Without knowing and controlling for the myriad variables (bather load, accident-prone kid load, leaves and other vegetable matter, sunlight, etc.) that affect chlorine consumption, there would obviously be a good bit of guesswork involved in refining the table at all. However, given all the concern about safe chlorine levels it may be something worthy of further discussion.

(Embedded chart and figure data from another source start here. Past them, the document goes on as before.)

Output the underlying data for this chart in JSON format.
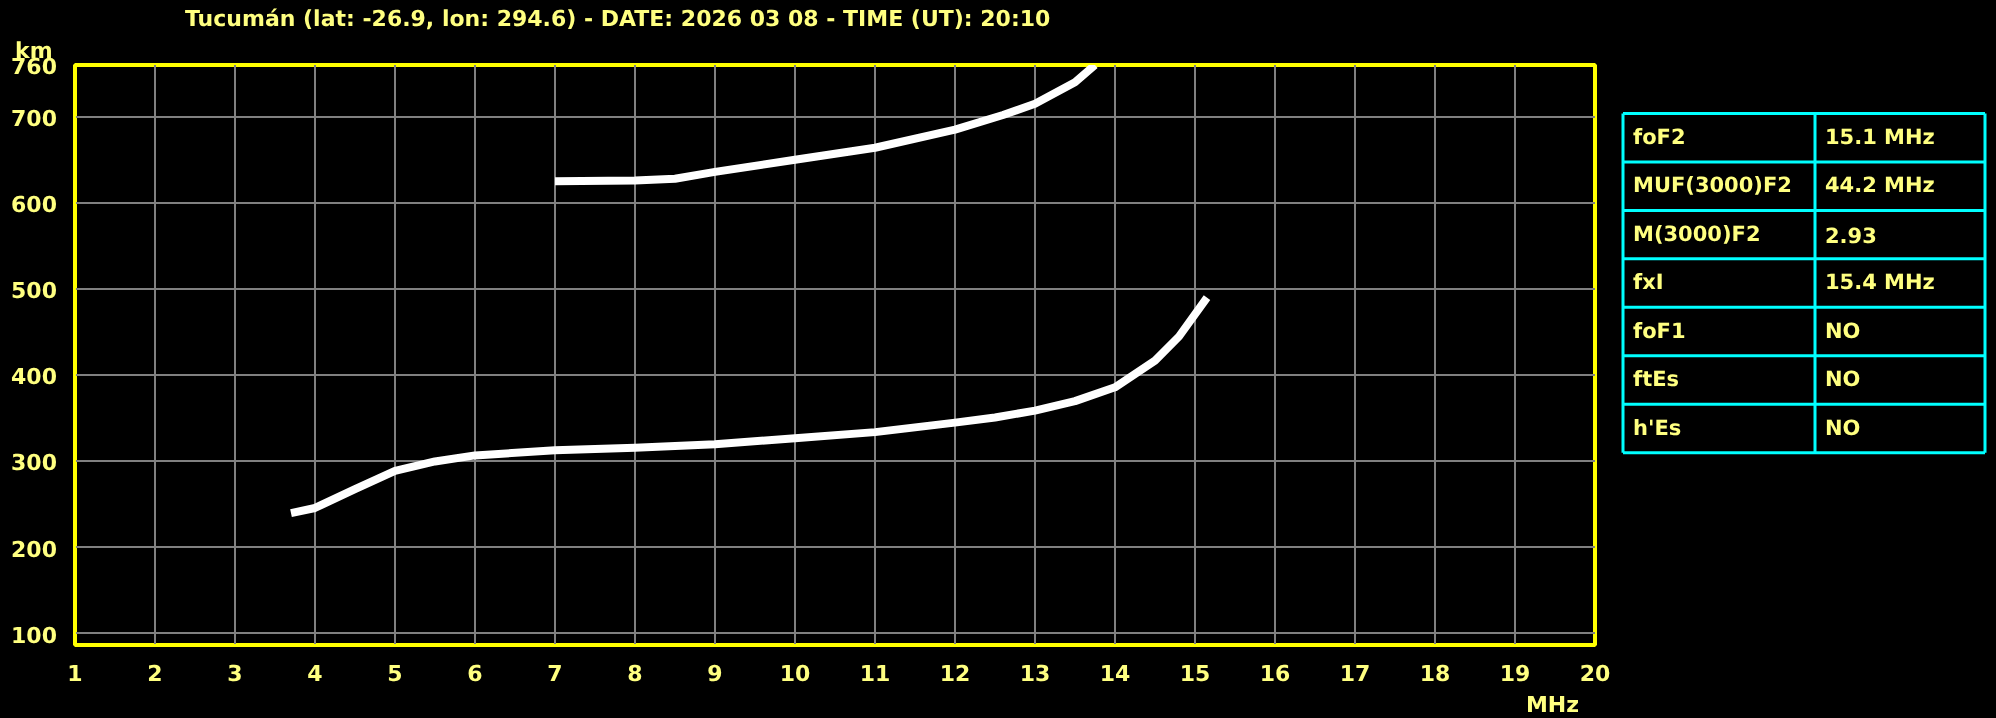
{
  "chart_data": [
    {
      "type": "line",
      "title": "Tucumán (lat: -26.9, lon: 294.6) - DATE: 2026 03 08 - TIME (UT): 20:10",
      "xlabel": "MHz",
      "ylabel": "km",
      "xlim": [
        1,
        20
      ],
      "xticks": [
        1,
        2,
        3,
        4,
        5,
        6,
        7,
        8,
        9,
        10,
        11,
        12,
        13,
        14,
        15,
        16,
        17,
        18,
        19,
        20
      ],
      "ylim": [
        87,
        760
      ],
      "yticks": [
        100,
        200,
        300,
        400,
        500,
        600,
        700,
        760
      ],
      "grid": true,
      "series": [
        {
          "color": "#ffffff",
          "x": [
            3.7,
            4,
            4.5,
            5,
            5.5,
            6,
            7,
            8,
            9,
            10,
            11,
            12,
            12.5,
            13,
            13.5,
            14,
            14.5,
            14.8,
            15.15
          ],
          "values": [
            240,
            246,
            268,
            289,
            300,
            307,
            313,
            316,
            320,
            327,
            334,
            345,
            351,
            359,
            370,
            386,
            417,
            445,
            490
          ]
        },
        {
          "color": "#ffffff",
          "x": [
            7,
            8,
            8.5,
            9,
            10,
            11,
            12,
            12.6,
            13,
            13.5,
            13.75
          ],
          "values": [
            625,
            626,
            628,
            636,
            650,
            664,
            685,
            702,
            715,
            740,
            760
          ]
        }
      ]
    },
    {
      "type": "other",
      "annotations": [
        "foF2",
        "15.1 MHz",
        "MUF(3000)F2",
        "44.2 MHz",
        "M(3000)F2",
        "2.93",
        "fxI",
        "15.4 MHz",
        "foF1",
        "NO",
        "ftEs",
        "NO",
        "h'Es",
        "NO"
      ]
    }
  ]
}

I'm not advocating that anyone run lower levels of chlorine than Ben recommends; I'm just suggesting that based on some (admittedly sketchy) anecdotal evidence, some further discussion/inquiry might by in order. Short of that, should the table be treated as more of a starting point or guideline than an absolute? That may even have been Ben's original intent but almost everyone here (me included) now treats it as Gospel instead of as a guide.

(Just some food for thought and discussion; I'm not looking to start an argument.)